Instructing a person(s) to cultivate cannabis, etc., or to manufacture or consume controlled drugs, etc
The online environment is fertile for the distributing of ideas, instructions and even recruiting new workers for the industry. The changes in the form of Section 11D will criminalise activities that seek to bring instructions for bringing the trade locally.
There is a threat that the manufacture of new kinds of homemade drugs might spread here because of the availability of information online.
Indeed Singapore has seen its first drug lab in years. On the 6th of December 2017, joint government agencies were called in to assist the CNB in a lab they raided on Yishun Industrial Street 12.6kg of synthetic cannabis and 500g of an “unknown powdery substance” was seized.
Causing or procuring young person or vulnerable person to commit any offence under Section 5(1) or 7
There have been many instances where young people were being used by their bosses as drug mules. The means by which this happens is often indirect and very complicated.
This new section will allow enforcement personnel to prosecute the circle of people that have caused a young person to commit the said offences. Young people are certainly vulnerable because they are easily manipulated.
Section 5 deals with the trafficking of controlled drugs and 7 deals with the import and export of controlled drugs.
And finally, the landmark feature of the proposed changes is the feature of mandatory jail terms.
Repeat drug abusers who do not commit crimes might no longer face mandatory jail terms.

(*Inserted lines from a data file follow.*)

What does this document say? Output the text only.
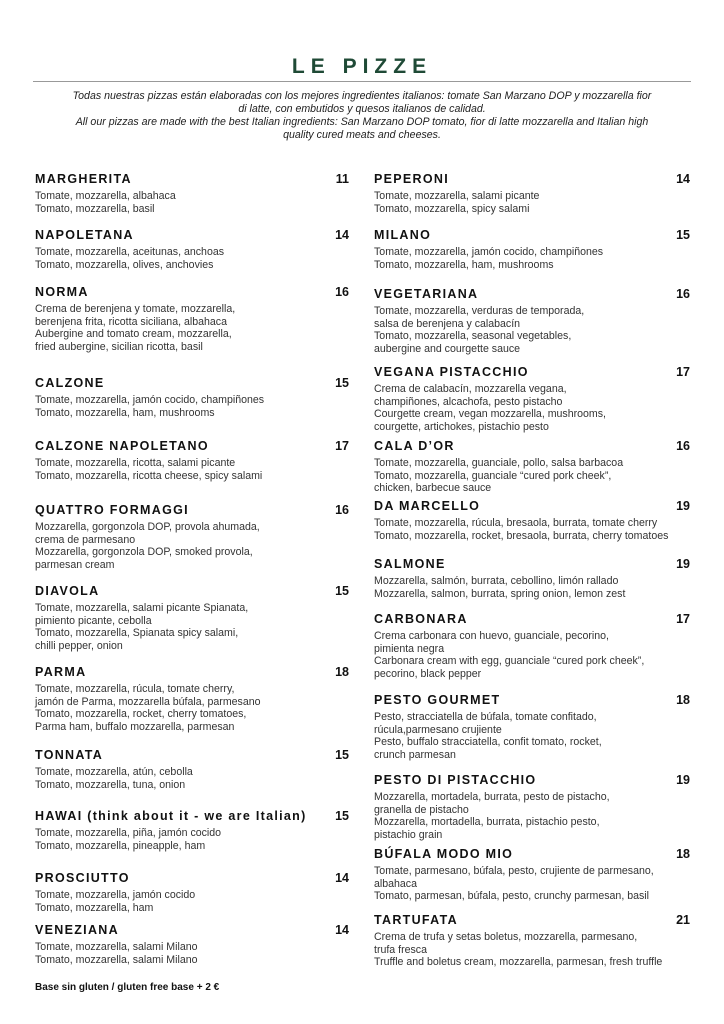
LE PIZZE
Todas nuestras pizzas están elaboradas con los mejores ingredientes italianos: tomate San Marzano DOP y mozzarella fior
di latte, con embutidos y quesos italianos de calidad.
All our pizzas are made with the best Italian ingredients: San Marzano DOP tomato, fior di latte mozzarella and Italian high
quality cured meats and cheeses.
MARGHERITA	11
Tomate, mozzarella, albahaca
Tomato, mozzarella, basil
NAPOLETANA	14
Tomate, mozzarella, aceitunas, anchoas
Tomato, mozzarella, olives, anchovies
NORMA	16
Crema de berenjena y tomate, mozzarella,
berenjena frita, ricotta siciliana, albahaca
Aubergine and tomato cream, mozzarella,
fried aubergine, sicilian ricotta, basil
CALZONE	15
Tomate, mozzarella, jamón cocido, champiñones
Tomato, mozzarella, ham, mushrooms
CALZONE NAPOLETANO	17
Tomate, mozzarella, ricotta, salami picante
Tomato, mozzarella, ricotta cheese, spicy salami
QUATTRO FORMAGGI	16
Mozzarella, gorgonzola DOP, provola ahumada,
crema de parmesano
Mozzarella, gorgonzola DOP, smoked provola,
parmesan cream
DIAVOLA	15
Tomate, mozzarella, salami picante Spianata,
pimiento picante, cebolla
Tomato, mozzarella, Spianata spicy salami,
chilli pepper, onion
PARMA	18
Tomate, mozzarella, rúcula, tomate cherry,
jamón de Parma, mozzarella búfala, parmesano
Tomato, mozzarella, rocket, cherry tomatoes,
Parma ham, buffalo mozzarella, parmesan
TONNATA	15
Tomate, mozzarella, atún, cebolla
Tomato, mozzarella, tuna, onion
HAWAI (think about it - we are Italian)	15
Tomate, mozzarella, piña, jamón cocido
Tomato, mozzarella, pineapple, ham
PROSCIUTTO	14
Tomate, mozzarella, jamón cocido
Tomato, mozzarella, ham
VENEZIANA	14
Tomate, mozzarella, salami Milano
Tomato, mozzarella, salami Milano
PEPERONI	14
Tomate, mozzarella, salami picante
Tomato, mozzarella, spicy salami
MILANO	15
Tomate, mozzarella, jamón cocido, champiñones
Tomato, mozzarella, ham, mushrooms
VEGETARIANA	16
Tomate, mozzarella, verduras de temporada,
salsa de berenjena y calabacín
Tomato, mozzarella, seasonal vegetables,
aubergine and courgette sauce
VEGANA PISTACCHIO	17
Crema de calabacín, mozzarella vegana,
champiñones, alcachofa, pesto pistacho
Courgette cream, vegan mozzarella, mushrooms,
courgette, artichokes, pistachio pesto
CALA D’OR	16
Tomate, mozzarella, guanciale, pollo, salsa barbacoa
Tomato, mozzarella, guanciale “cured pork cheek”,
chicken, barbecue sauce
DA MARCELLO	19
Tomate, mozzarella, rúcula, bresaola, burrata, tomate cherry
Tomato, mozzarella, rocket, bresaola, burrata, cherry tomatoes
SALMONE	19
Mozzarella, salmón, burrata, cebollino, limón rallado
Mozzarella, salmon, burrata, spring onion, lemon zest
CARBONARA	17
Crema carbonara con huevo, guanciale, pecorino,
pimienta negra
Carbonara cream with egg, guanciale “cured pork cheek”,
pecorino, black pepper
PESTO GOURMET	18
Pesto, stracciatella de búfala, tomate confitado,
rúcula,parmesano crujiente
Pesto, buffalo stracciatella, confit tomato, rocket,
crunch parmesan
PESTO DI PISTACCHIO	19
Mozzarella, mortadela, burrata, pesto de pistacho,
granella de pistacho
Mozzarella, mortadella, burrata, pistachio pesto,
pistachio grain
BÚFALA MODO MIO	18
Tomate, parmesano, búfala, pesto, crujiente de parmesano,
albahaca
Tomato, parmesan, búfala, pesto, crunchy parmesan, basil
TARTUFATA	21
Crema de trufa y setas boletus, mozzarella, parmesano,
trufa fresca
Truffle and boletus cream, mozzarella, parmesan, fresh truffle
Base sin gluten / gluten free base + 2 €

The courts may order abusers whom are caught for the third time or more, and do not face other concurrent criminal charges, to be sent to the Drug Rehabilitation Centre instead of jail under the long-term imprisonment regime.
Time spent with the DRC would be, on average, one year for first time abusers, and three years for those caught for the fourth time or more.
“This move demonstrates that the system of imprisoning drug offenders for long periods of time under the LT1/LT2 sentencing regimes may not be the best method to help an addict recover and it may also have adverse consequential results which degrade the offender’s familial ties. These secondary knock-on effects will negatively affect the offender’s desire and motivation to rehabilitate, leading to higher recidivism rates. This change, coupled with effective treatment-centric programs by the DRC, may be a better means to nip the problem at its root”, says Mato Kotwani, a lawyer with IRB Law.